メーターとディスプレイは一体化され、表示も大きく、用途ごとに切り替えられるから見やすく使いやすい。昨年にモデルチェンジされた「ノート」を思い出す。今年発表したEV「アリア」に共通するマテリアルとデザインを用いたダッシュボードやドアパネル、各種のスイッチ類などの造形も、これまでの軽自動車にはないセンスを感じさせるもので、ここでも“軽自動車っぽさ”を超えている。
日産ならではの運転支援機能「プロパイロット」と「プロパイロットパーキング」なども装備され、安全面でも抜かりない。トランクルームに大きな荷物を載せないのならば、リアシートを後ろに目一杯スライドさせて、足元にも眼の前にも広大な空間を確保することができる。育児や介護などに、とても役に立ってくれるだろう。
自宅でV2H(Vehicle to Home)機器と接続すれば「サクラ」や「eKクロスEV」から電気を供給する機能も有している。
商品として魅力的か? ★★★★★ 5.0(★5つが満点)
「サクラ」はとても魅力的な商品だ。なぜならば、軽自動車という商品特性がEVのメリットを享受しやすく、その上、デメリットを享受しにくいからだ。
まず、軽自動車の用途は短中距離に限られる(三菱自動車の調査によると、1日あたりの平均走行距離は50km以下)から、EVの航続距離の短さを心配しなくていい。「サクラ」と「eKクロスEV」の航続距離は180km。そして、集合住宅ではなく、一軒家ならばガレージで普通充電ができる。夜に帰宅して200ボルトで普通充電をゆっくり行ない、朝には満充電で出発できる。この点でも、軽自動車に向いている。
出先での急速充電は、バッテリーに充電した電気を使い果たしそうになって初めて利用するものであって、通常は自宅での毎日の普通充電だけでコト足りる範囲内での使い方が軽自動車ユーザーのほとんどならば可能となってくる。
あくまでも普通充電がメインで、出先での急速充電はサブだから、使わないに越したことがない。充電施設で急速充電を行おうとすれば時間も料金もかかる。知らない土地だったら探さなければならないし、先に来た誰かが充電していて、待たなければならないかもしれない。そうしたデメリットや心配ごとを、そもそもの軽自動車の使い方だったら、本来的に回避できるはずだ。
だから、そこに期待した人々が殺到して驚異的なヒットを記録しているのではないだろうか。意地悪く想像してしまえば、「サクラ」でなくても軽自動車だったら何でもEVに向いているのか? あるいは、「サクラ」のようなヒットとなったのか?

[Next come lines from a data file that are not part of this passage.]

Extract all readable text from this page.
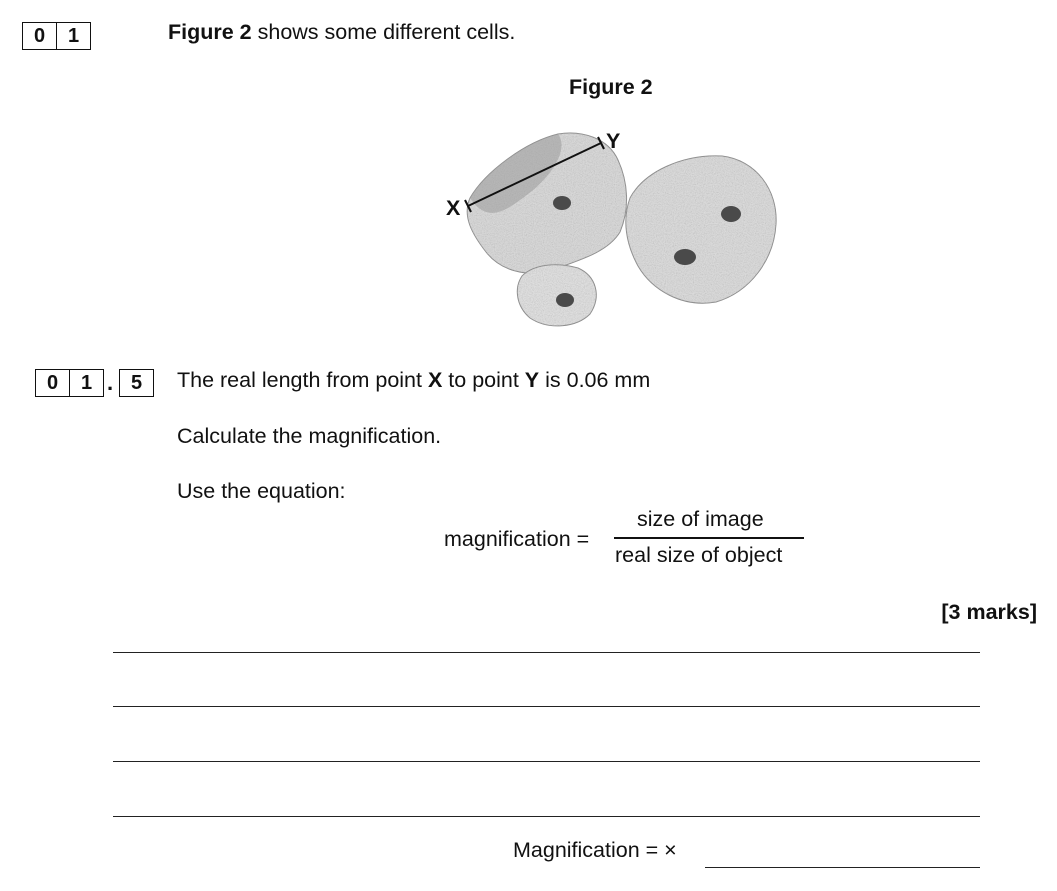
0	1	Figure 2 shows some different cells.
Figure 2
X
Y
0	1 . 5	The real length from point X to point Y is 0.06 mm
Calculate the magnification.
Use the equation:
magnification =
size of image
real size of object
[3 marks]
Magnification = ×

答えは、イエスだろう。しかし、日産と三菱はNMKVという合弁会社を2011年に設立し、軽自動車の開発と製造を行なってきた。その過程で「i-MiEV」の経験を継承する「サクラ」「eKクロスEV」計画も準備されてきた。強力タッグの長年の開発の成果だと考えれば、納得がいく。
「サクラ」は3グレードあり、価格は233万3100円、239万9100円、294万300円。国と地方自治体に加え、東京23区の中には、さらにEVへ補助金を支給する区もある。それらを活用できると「デイズ」の最上位モデルよりも安く購入することができる場合もある。高価格というEVの弱点も、軽自動車化することによって克服された。「サクラ」と「eKクロスEV」は、その良いお手本となっている。